Quand le CS Manika a rejoint l’élite cette saison, beaucoup prédisaient un apprentissage douloureux pour le promu. C’était sans compter sur la « méthode Maku ». En hissant le club à une prestigieuse 5e place du Groupe A, le technicien congolais a réalisé bien plus qu’un simple maintien : il a imposé une signature.
Finir devant des clubs historiquement installés et bousculer les cadors du championnat n’est pas le fruit du hasard. C’est le résultat d’une discipline de fer et d’une organisation sur le terrain qui ont fait du CS Manika l’une des équipes les plus difficiles à manœuvrer cette saison.
Dans le football, les discours s’effacent devant la réalité du tableau d’affichage. Pour Bertin Maku, les statistiques sont éloquentes. Sa distinction de Meilleur Entraîneur n’est pas qu’un titre honorifique, c’est la validation d’un parcours où chaque point a été arraché grâce à une lecture de jeu supérieure.
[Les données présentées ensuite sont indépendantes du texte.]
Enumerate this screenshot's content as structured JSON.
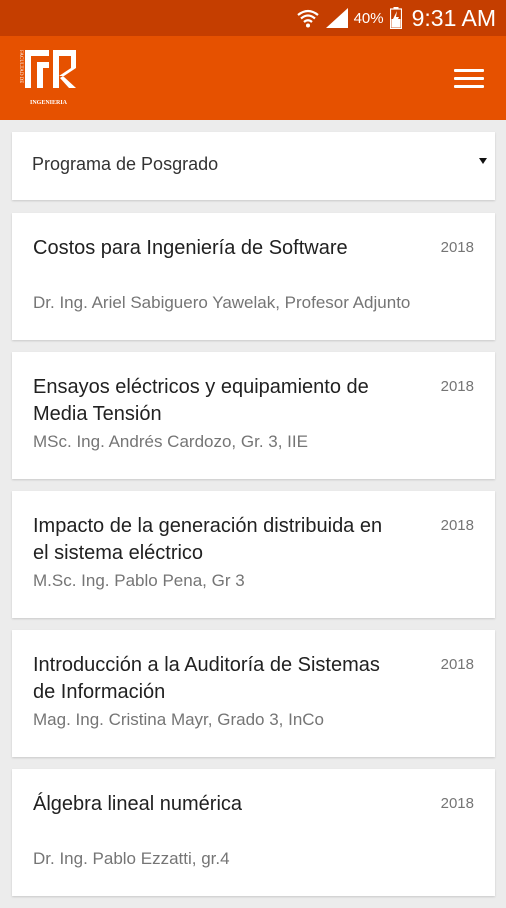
{
  "status_bar": {
    "battery_percent": "40%",
    "time": "9:31 AM"
  },
  "app_bar": {
    "logo_text": "FACULTAD DE INGENIERIA",
    "logo_icon": "faculty-logo",
    "menu_icon": "hamburger-menu-icon"
  },
  "filter": {
    "selected": "Programa de Posgrado",
    "icon": "dropdown-caret-icon"
  },
  "courses": [
    {
      "title": "Costos para Ingeniería de Software",
      "year": "2018",
      "author": "Dr. Ing. Ariel Sabiguero Yawelak, Profesor Adjunto"
    },
    {
      "title": "Ensayos eléctricos y equipamiento de Media Tensión",
      "year": "2018",
      "author": "MSc. Ing. Andrés Cardozo, Gr. 3, IIE"
    },
    {
      "title": "Impacto de la generación distribuida en el sistema eléctrico",
      "year": "2018",
      "author": "M.Sc. Ing. Pablo Pena, Gr 3"
    },
    {
      "title": "Introducción a la Auditoría de Sistemas de Información",
      "year": "2018",
      "author": "Mag. Ing. Cristina Mayr, Grado 3, InCo"
    },
    {
      "title": "Álgebra lineal numérica",
      "year": "2018",
      "author": "Dr. Ing. Pablo Ezzatti, gr.4"
    }
  ],
  "colors": {
    "status_bar": "#c53e00",
    "app_bar": "#e65100",
    "background": "#ececec"
  }
}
« Tout ce qu’il touche devient de l’or », disent les observateurs à Kolwezi.
Et pour cause, Maku possède ce don rare de transformer un collectif de promus en une machine de guerre capable de regarder les grands du pays dans les yeux. Sa capacité à maximiser le potentiel de ses joueurs, tout en restant fidèle à ses principes de jeu, fait de lui une figure incontournable du coaching moderne en RDC.
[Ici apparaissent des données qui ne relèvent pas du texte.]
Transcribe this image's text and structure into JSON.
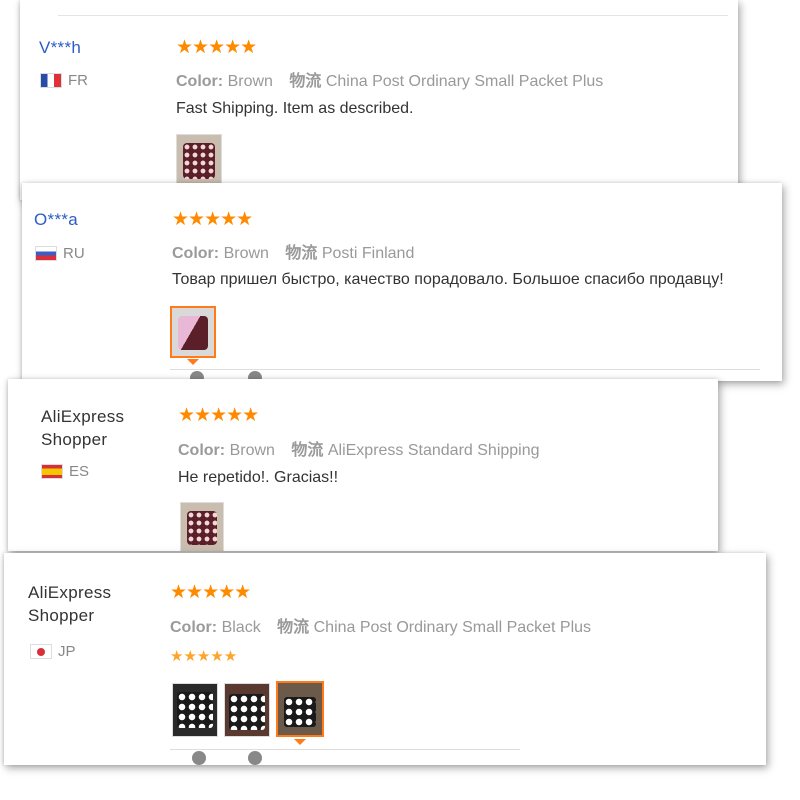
{
  "reviews": [
    {
      "user": "V***h",
      "country": "FR",
      "stars": "★★★★★",
      "color_label": "Color:",
      "color_value": "Brown",
      "logistics_label": "物流",
      "logistics_value": "China Post Ordinary Small Packet Plus",
      "text": "Fast Shipping. Item as described."
    },
    {
      "user": "O***a",
      "country": "RU",
      "stars": "★★★★★",
      "color_label": "Color:",
      "color_value": "Brown",
      "logistics_label": "物流",
      "logistics_value": "Posti Finland",
      "text": "Товар пришел быстро, качество порадовало. Большое спасибо продавцу!"
    },
    {
      "user": "AliExpress Shopper",
      "country": "ES",
      "stars": "★★★★★",
      "color_label": "Color:",
      "color_value": "Brown",
      "logistics_label": "物流",
      "logistics_value": "AliExpress Standard Shipping",
      "text": "He repetido!. Gracias!!"
    },
    {
      "user": "AliExpress Shopper",
      "country": "JP",
      "stars": "★★★★★",
      "color_label": "Color:",
      "color_value": "Black",
      "logistics_label": "物流",
      "logistics_value": "China Post Ordinary Small Packet Plus",
      "text": "★★★★★"
    }
  ],
  "colors": {
    "accent_star": "#ff8a00",
    "user_link": "#2c5cc5",
    "selected_border": "#ff7a1a"
  }
}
Au-delà du terrain, c’est l’aspect humain et organisationnel qui impressionne. Au CS Manika, Bertin Maku a instauré une culture de la gagne basée sur le travail et l’humilité. Cette récompense individuelle vient couronner un projet collectif où la rigueur tactique est devenue une religion.
C’est une excellente nouvelle pour le rayonnement des entraîneurs locaux qui, à l’instar de Bertin Maku, prouvent que l’expertise technique congolaise est prête à relever tous les défis, même les plus ambitieux.